What does Tyrann do? He squares him up at the top of his route, gets hands on Brown to disrupt the timing of the play and then smartly plays right underneath the route to force Jackson and Brown to make a difficult throw and catch. Jackson does not even attempt the throw. Textbook work by the Honey Badger.
Here Mathieu is lined up as the deep safety on another deep play-action attempt similar to the one above. This is a spot where former Saint Marcus Williams was excellent. His range was something that is rare to have with safeties in the league today. With him no longer in New Orleans, it will be Mathieu’s job to provide at least a portion of that aspect to the game.
Mathieu does a fantastic job of holding inside leverage of the receiver, not allowing him to break open into the middle of the field. Once the receiver makes his break, Mathieu performs a perfect speed turn, not losing his eyes or speed in the process. Therefore, he puts himself in great position to cut off the receiver's route and force a coverage sack.
His level of intelligence and instinct is what continues to separate him from his peers.
A true veteran at the position.
Probably the most important aspect of all sports.

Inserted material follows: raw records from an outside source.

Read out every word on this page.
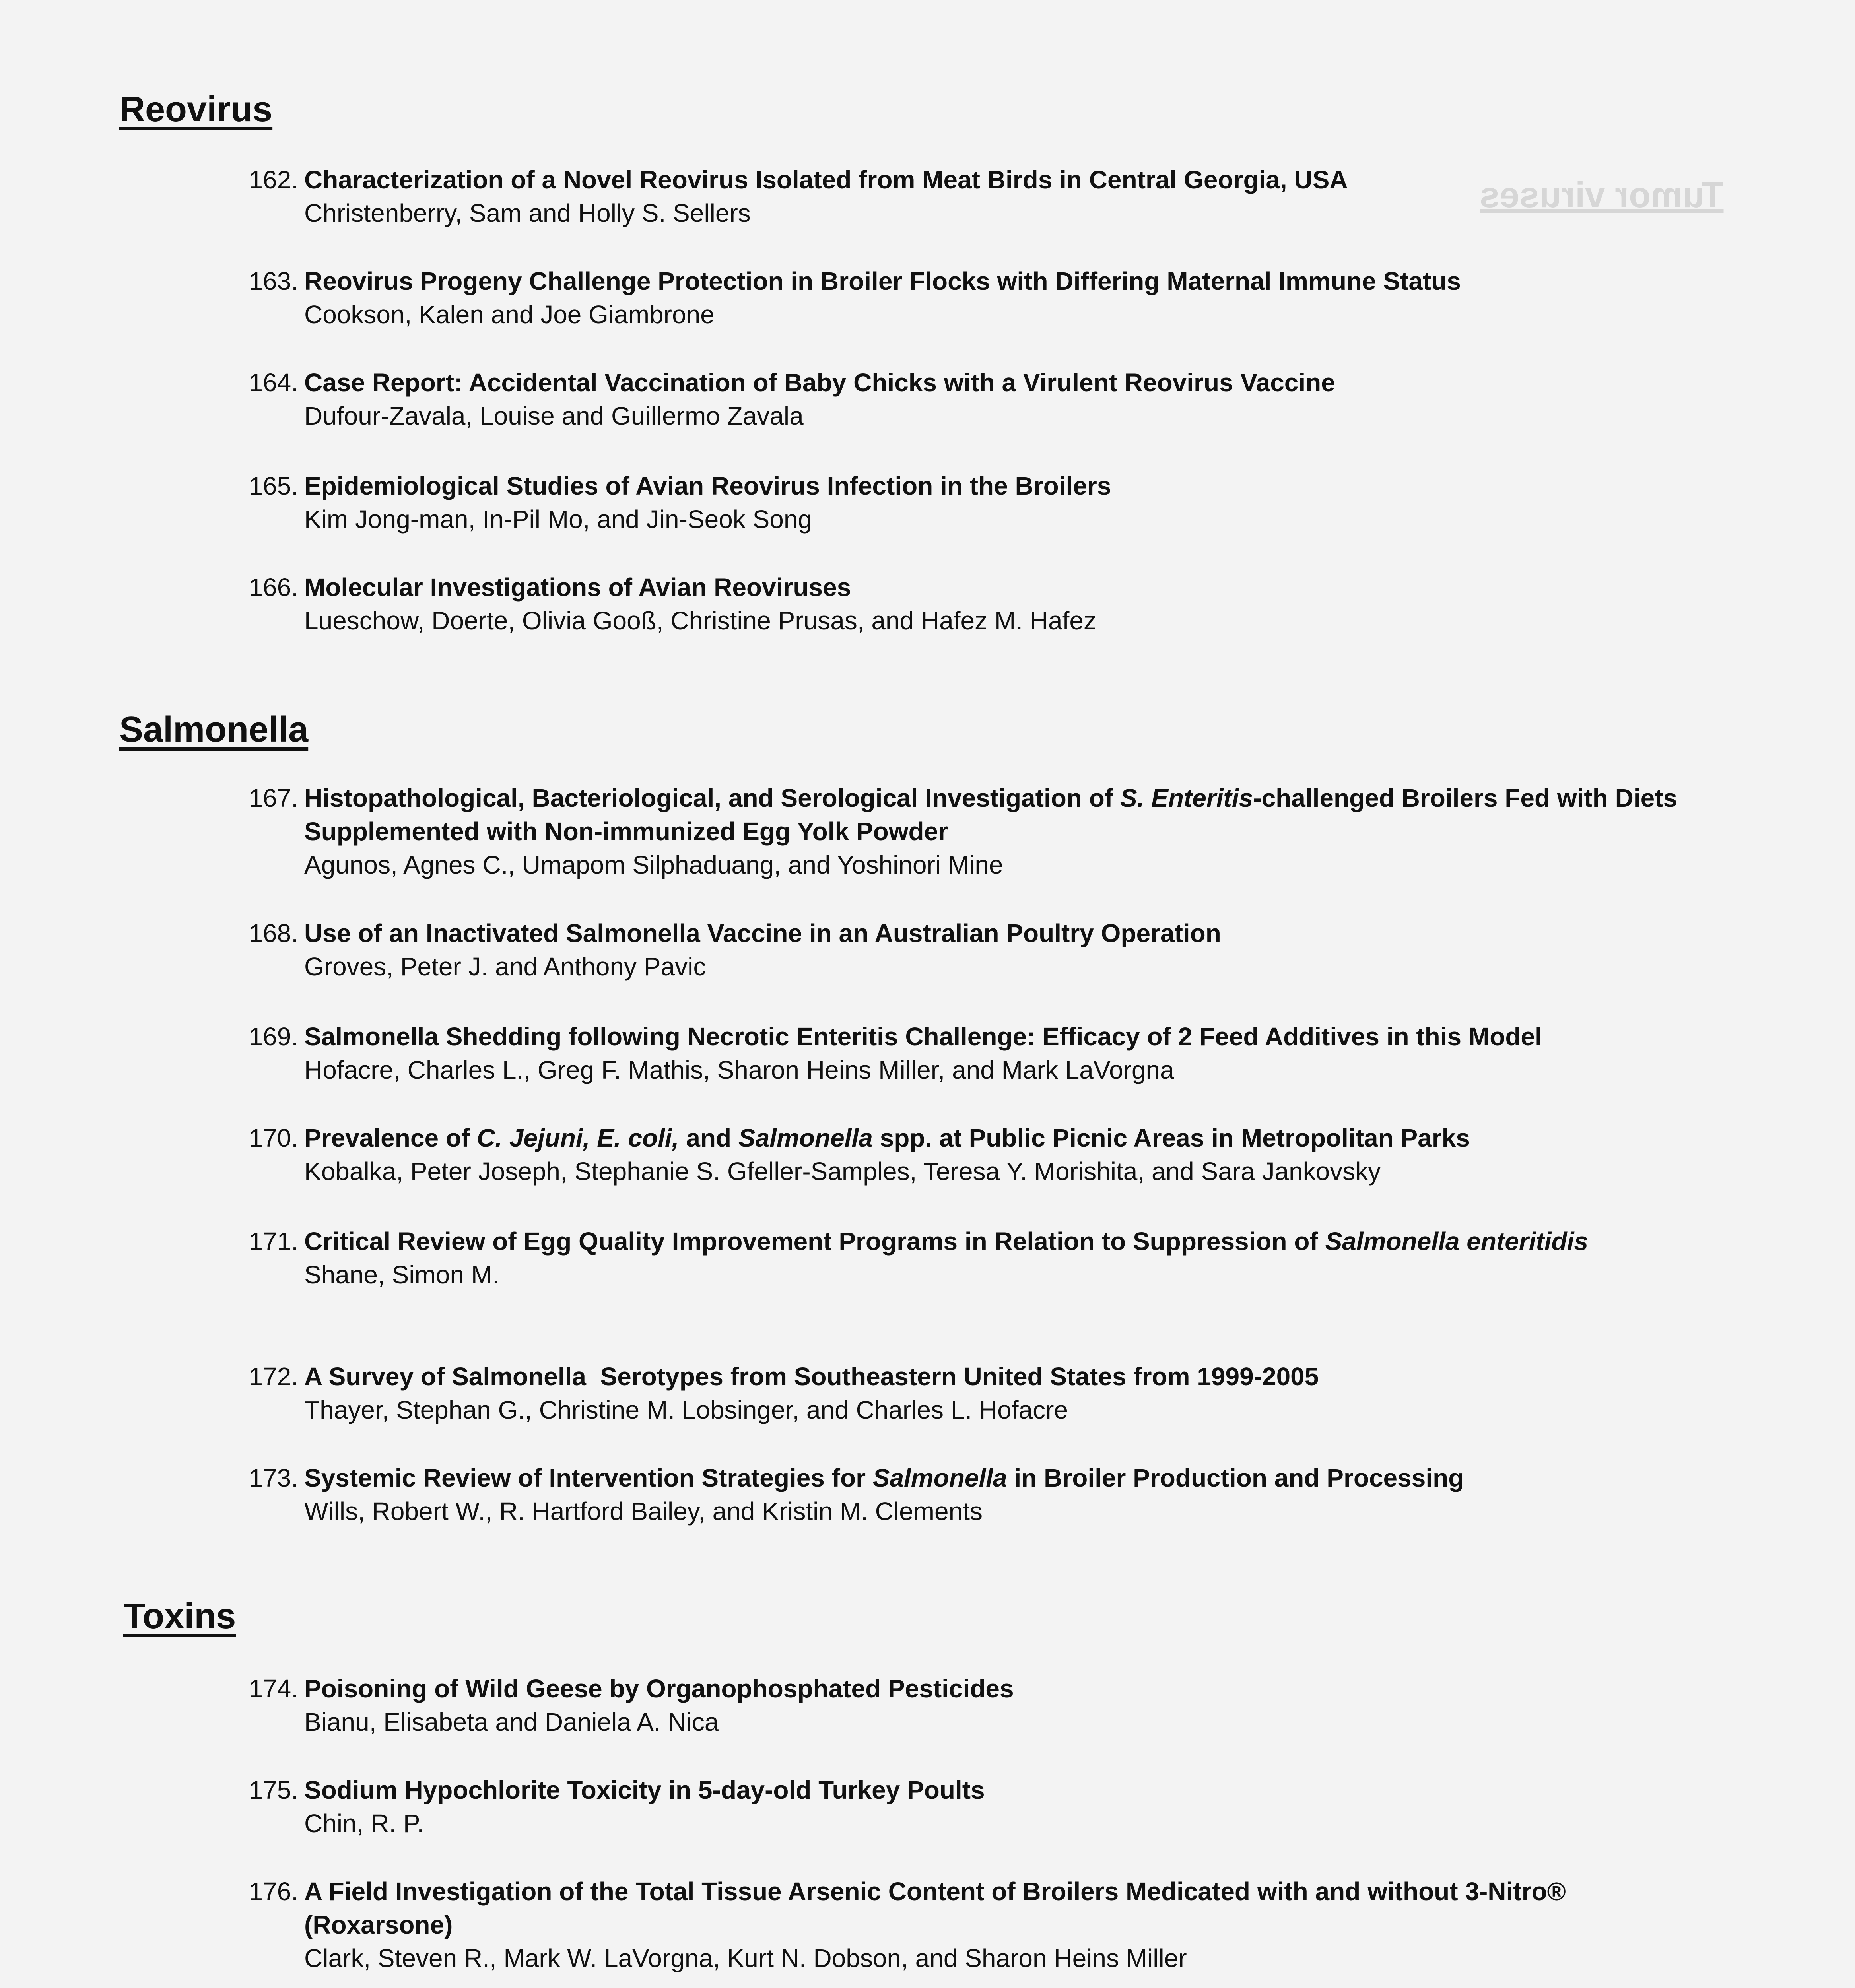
Tumor viruses
Reovirus
162. Characterization of a Novel Reovirus Isolated from Meat Birds in Central Georgia, USA
Christenberry, Sam and Holly S. Sellers
163. Reovirus Progeny Challenge Protection in Broiler Flocks with Differing Maternal Immune Status
Cookson, Kalen and Joe Giambrone
164. Case Report: Accidental Vaccination of Baby Chicks with a Virulent Reovirus Vaccine
Dufour-Zavala, Louise and Guillermo Zavala
165. Epidemiological Studies of Avian Reovirus Infection in the Broilers
Kim Jong-man, In-Pil Mo, and Jin-Seok Song
166. Molecular Investigations of Avian Reoviruses
Lueschow, Doerte, Olivia Gooß, Christine Prusas, and Hafez M. Hafez
Salmonella
167. Histopathological, Bacteriological, and Serological Investigation of S. Enteritis-challenged Broilers Fed with Diets Supplemented with Non-immunized Egg Yolk Powder
Agunos, Agnes C., Umapom Silphaduang, and Yoshinori Mine
168. Use of an Inactivated Salmonella Vaccine in an Australian Poultry Operation
Groves, Peter J. and Anthony Pavic
169. Salmonella Shedding following Necrotic Enteritis Challenge: Efficacy of 2 Feed Additives in this Model
Hofacre, Charles L., Greg F. Mathis, Sharon Heins Miller, and Mark LaVorgna
170. Prevalence of C. Jejuni, E. coli, and Salmonella spp. at Public Picnic Areas in Metropolitan Parks
Kobalka, Peter Joseph, Stephanie S. Gfeller-Samples, Teresa Y. Morishita, and Sara Jankovsky
171. Critical Review of Egg Quality Improvement Programs in Relation to Suppression of Salmonella enteritidis
Shane, Simon M.
172. A Survey of Salmonella  Serotypes from Southeastern United States from 1999-2005
Thayer, Stephan G., Christine M. Lobsinger, and Charles L. Hofacre
173. Systemic Review of Intervention Strategies for Salmonella in Broiler Production and Processing
Wills, Robert W., R. Hartford Bailey, and Kristin M. Clements
Toxins
174. Poisoning of Wild Geese by Organophosphated Pesticides
Bianu, Elisabeta and Daniela A. Nica
175. Sodium Hypochlorite Toxicity in 5-day-old Turkey Poults
Chin, R. P.
176. A Field Investigation of the Total Tissue Arsenic Content of Broilers Medicated with and without 3-Nitro® (Roxarsone)
Clark, Steven R., Mark W. LaVorgna, Kurt N. Dobson, and Sharon Heins Miller
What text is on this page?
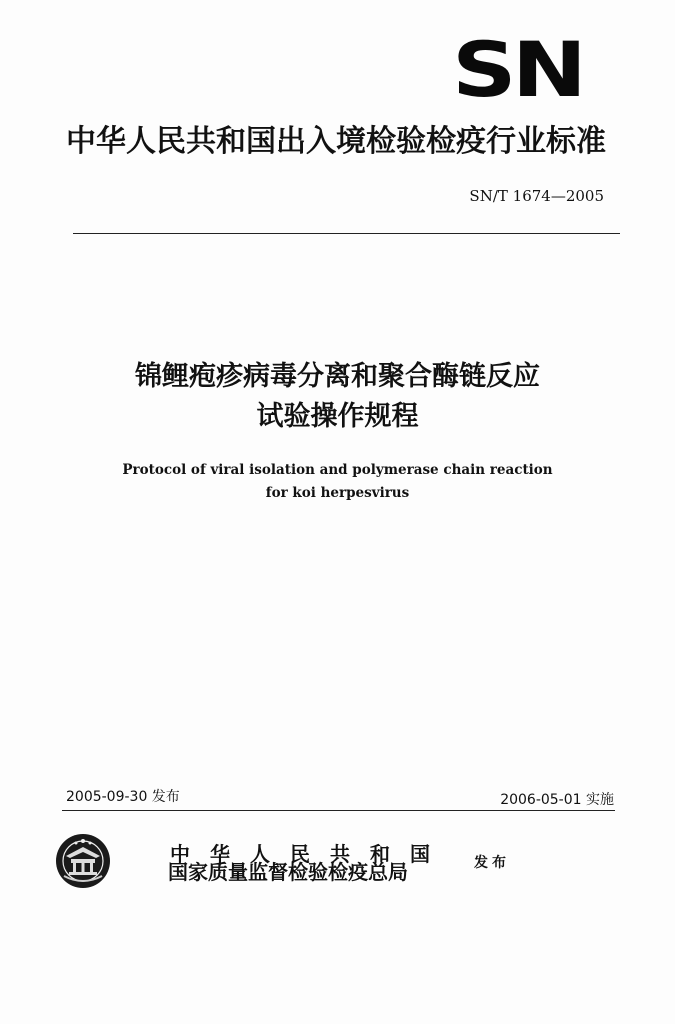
SN
中华人民共和国出入境检验检疫行业标准
SN/T 1674—2005
锦鲤疱疹病毒分离和聚合酶链反应
试验操作规程
Protocol of viral isolation and polymerase chain reaction
for koi herpesvirus
2005-09-30 发布	2006-05-01 实施
中华人民共和国
国家质量监督检验检疫总局	发布
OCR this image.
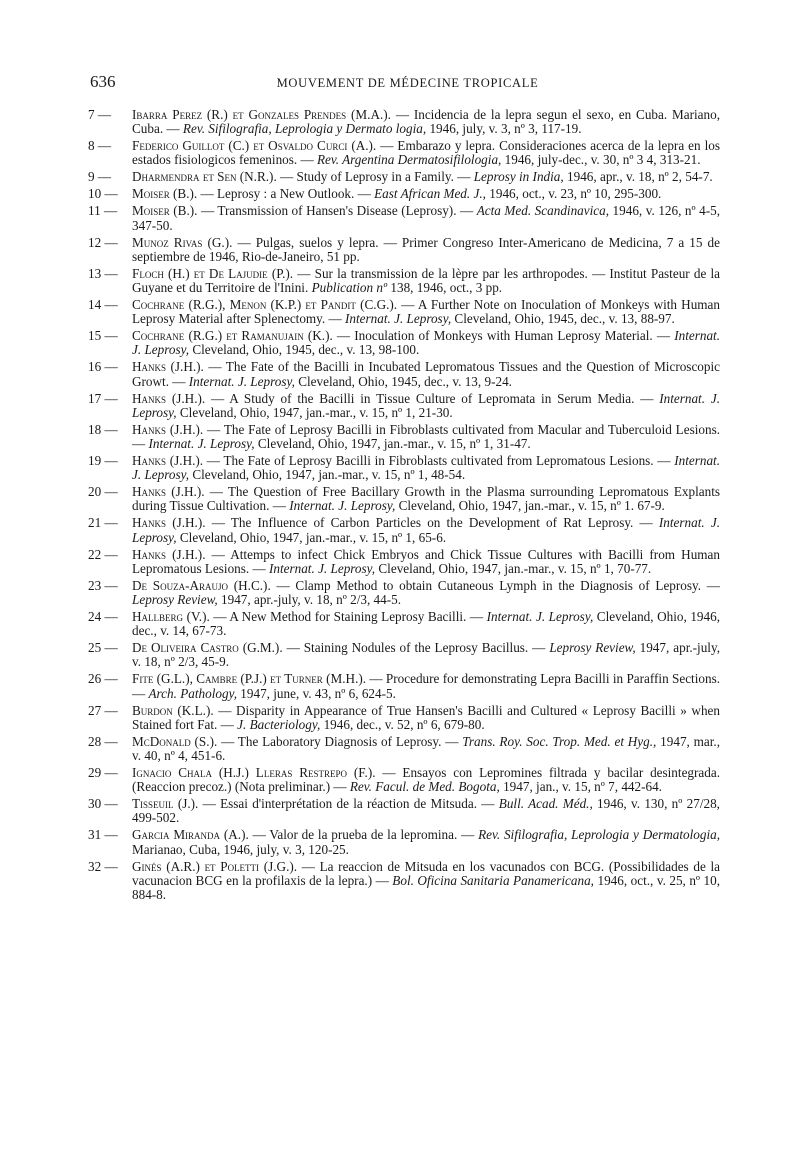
636	MOUVEMENT DE MÉDECINE TROPICALE
7 —	Ibarra Perez (R.) et Gonzales Prendes (M.A.). — Incidencia de la lepra segun el sexo, en Cuba. Mariano, Cuba. — Rev. Sifilografia, Leprologia y Dermato logia, 1946, july, v. 3, nº 3, 117-19.
8 —	Federico Guillot (C.) et Osvaldo Curci (A.). — Embarazo y lepra. Consideraciones acerca de la lepra en los estados fisiologicos femeninos. — Rev. Argentina Dermatosifilologia, 1946, july-dec., v. 30, nº 3 4, 313-21.
9 —	Dharmendra et Sen (N.R.). — Study of Leprosy in a Family. — Leprosy in India, 1946, apr., v. 18, nº 2, 54-7.
10 —	Moiser (B.). — Leprosy : a New Outlook. — East African Med. J., 1946, oct., v. 23, nº 10, 295-300.
11 —	Moiser (B.). — Transmission of Hansen's Disease (Leprosy). — Acta Med. Scandinavica, 1946, v. 126, nº 4-5, 347-50.
12 —	Munoz Rivas (G.). — Pulgas, suelos y lepra. — Primer Congreso Inter-Americano de Medicina, 7 a 15 de septiembre de 1946, Rio-de-Janeiro, 51 pp.
13 —	Floch (H.) et De Lajudie (P.). — Sur la transmission de la lèpre par les arthropodes. — Institut Pasteur de la Guyane et du Territoire de l'Inini. Publication nº 138, 1946, oct., 3 pp.
14 —	Cochrane (R.G.), Menon (K.P.) et Pandit (C.G.). — A Further Note on Inoculation of Monkeys with Human Leprosy Material after Splenectomy. — Internat. J. Leprosy, Cleveland, Ohio, 1945, dec., v. 13, 88-97.
15 —	Cochrane (R.G.) et Ramanujain (K.). — Inoculation of Monkeys with Human Leprosy Material. — Internat. J. Leprosy, Cleveland, Ohio, 1945, dec., v. 13, 98-100.
16 —	Hanks (J.H.). — The Fate of the Bacilli in Incubated Lepromatous Tissues and the Question of Microscopic Growt. — Internat. J. Leprosy, Cleveland, Ohio, 1945, dec., v. 13, 9-24.
17 —	Hanks (J.H.). — A Study of the Bacilli in Tissue Culture of Lepromata in Serum Media. — Internat. J. Leprosy, Cleveland, Ohio, 1947, jan.-mar., v. 15, nº 1, 21-30.
18 —	Hanks (J.H.). — The Fate of Leprosy Bacilli in Fibroblasts cultivated from Macular and Tuberculoid Lesions. — Internat. J. Leprosy, Cleveland, Ohio, 1947, jan.-mar., v. 15, nº 1, 31-47.
19 —	Hanks (J.H.). — The Fate of Leprosy Bacilli in Fibroblasts cultivated from Lepromatous Lesions. — Internat. J. Leprosy, Cleveland, Ohio, 1947, jan.-mar., v. 15, nº 1, 48-54.
20 —	Hanks (J.H.). — The Question of Free Bacillary Growth in the Plasma surrounding Lepromatous Explants during Tissue Cultivation. — Internat. J. Leprosy, Cleveland, Ohio, 1947, jan.-mar., v. 15, nº 1. 67-9.
21 —	Hanks (J.H.). — The Influence of Carbon Particles on the Development of Rat Leprosy. — Internat. J. Leprosy, Cleveland, Ohio, 1947, jan.-mar., v. 15, nº 1, 65-6.
22 —	Hanks (J.H.). — Attemps to infect Chick Embryos and Chick Tissue Cultures with Bacilli from Human Lepromatous Lesions. — Internat. J. Leprosy, Cleveland, Ohio, 1947, jan.-mar., v. 15, nº 1, 70-77.
23 —	De Souza-Araujo (H.C.). — Clamp Method to obtain Cutaneous Lymph in the Diagnosis of Leprosy. — Leprosy Review, 1947, apr.-july, v. 18, nº 2/3, 44-5.
24 —	Hallberg (V.). — A New Method for Staining Leprosy Bacilli. — Internat. J. Leprosy, Cleveland, Ohio, 1946, dec., v. 14, 67-73.
25 —	De Oliveira Castro (G.M.). — Staining Nodules of the Leprosy Bacillus. — Leprosy Review, 1947, apr.-july, v. 18, nº 2/3, 45-9.
26 —	Fite (G.L.), Cambre (P.J.) et Turner (M.H.). — Procedure for demonstrating Lepra Bacilli in Paraffin Sections. — Arch. Pathology, 1947, june, v. 43, nº 6, 624-5.
27 —	Burdon (K.L.). — Disparity in Appearance of True Hansen's Bacilli and Cultured « Leprosy Bacilli » when Stained fort Fat. — J. Bacteriology, 1946, dec., v. 52, nº 6, 679-80.
28 —	McDonald (S.). — The Laboratory Diagnosis of Leprosy. — Trans. Roy. Soc. Trop. Med. et Hyg., 1947, mar., v. 40, nº 4, 451-6.
29 —	Ignacio Chala (H.J.) Lleras Restrepo (F.). — Ensayos con Lepromines filtrada y bacilar desintegrada. (Reaccion precoz.) (Nota preliminar.) — Rev. Facul. de Med. Bogota, 1947, jan., v. 15, nº 7, 442-64.
30 —	Tisseuil (J.). — Essai d'interprétation de la réaction de Mitsuda. — Bull. Acad. Méd., 1946, v. 130, nº 27/28, 499-502.
31 —	Garcia Miranda (A.). — Valor de la prueba de la lepromina. — Rev. Sifilografia, Leprologia y Dermatologia, Marianao, Cuba, 1946, july, v. 3, 120-25.
32 —	Ginés (A.R.) et Poletti (J.G.). — La reaccion de Mitsuda en los vacunados con BCG. (Possibilidades de la vacunacion BCG en la profilaxis de la lepra.) — Bol. Oficina Sanitaria Panamericana, 1946, oct., v. 25, nº 10, 884-8.
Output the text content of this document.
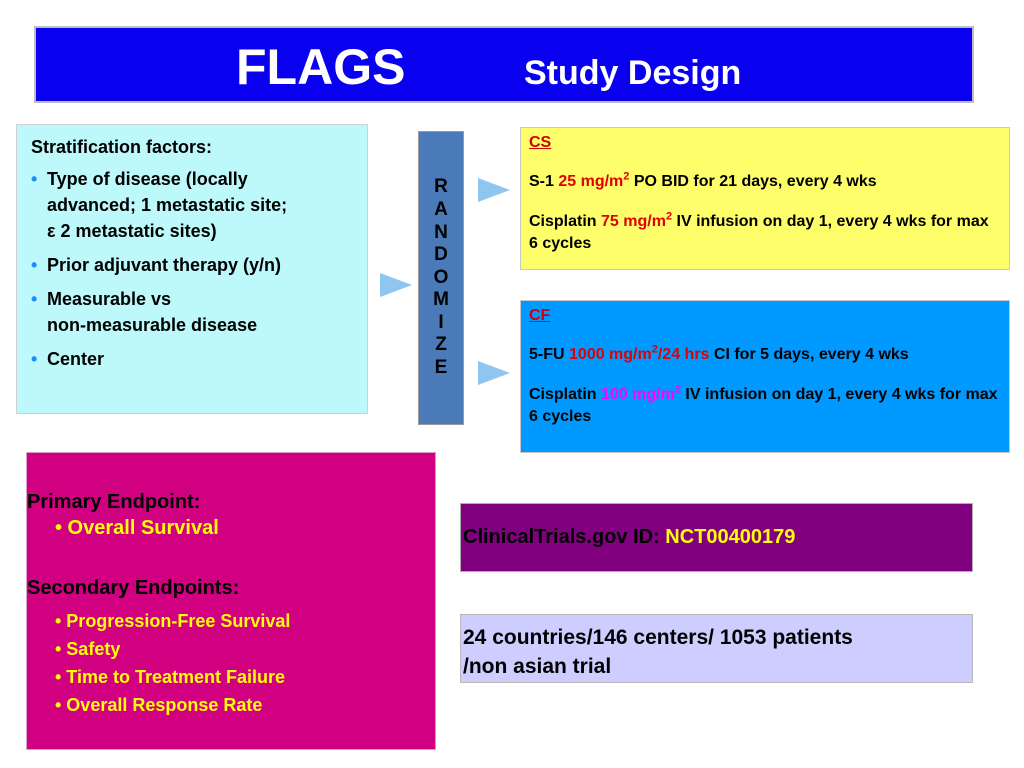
FLAGS	Study Design
Stratification factors:
• Type of disease (locally
advanced; 1 metastatic site;
ε 2 metastatic sites)
• Prior adjuvant therapy (y/n)
• Measurable vs
non-measurable disease
• Center
R
A
N
D
O
M
I
Z
E
CS
S-1 25 $mg/m^2$ PO BID for 21 days, every 4 wks
Cisplatin 75 $mg/m^2$ IV infusion on day 1, every 4 wks for max 6 cycles
CF
5-FU 1000 $mg/m^2/24$ hrs CI for 5 days, every 4 wks
Cisplatin 100 $mg/m^2$ IV infusion on day 1, every 4 wks for max 6 cycles
Primary Endpoint:
• Overall Survival
Secondary Endpoints:
• Progression-Free Survival
• Safety
• Time to Treatment Failure
• Overall Response Rate
ClinicalTrials.gov ID: NCT00400179
24 countries/146 centers/ 1053 patients
/non asian trial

Tyrann Mathieu is a natural born leader. He has an infectious aura about him that makes his teammates want to go to war with him on Sundays. It is something that is very unique and is something that usually cannot be gained. Players, coaches, general managers and owners all have a respect for the player and person that Tyrann Mathieu is. Losing Drew Brees, Malcolm Jenkins, Terron Armstead and Sean Payton all in the past two years are hard things to overcome at a leadership standpoint. But bringing in a guy like Mathieu can change it all. Especially when he is New Orleans’ own. The passion and emotion that he will play with on Sundays is something that probably will never be replicated. His new teammates understand what it means for him to be in New Orleans now. They will go the extra mile for him just off that alone. I might be reaching here but I would not be surprised if he has just as big an impact as Drew Brees, not only to the team but to the city of New Orleans and to the state of Louisiana. Not even so much as a football player, but as the face of his home. There is a special, emotional connection with Mathieu and New Orleans, and he has stated how bought in he is to that area. I truly believe that could be one of the biggest factors in what takes this team far this season.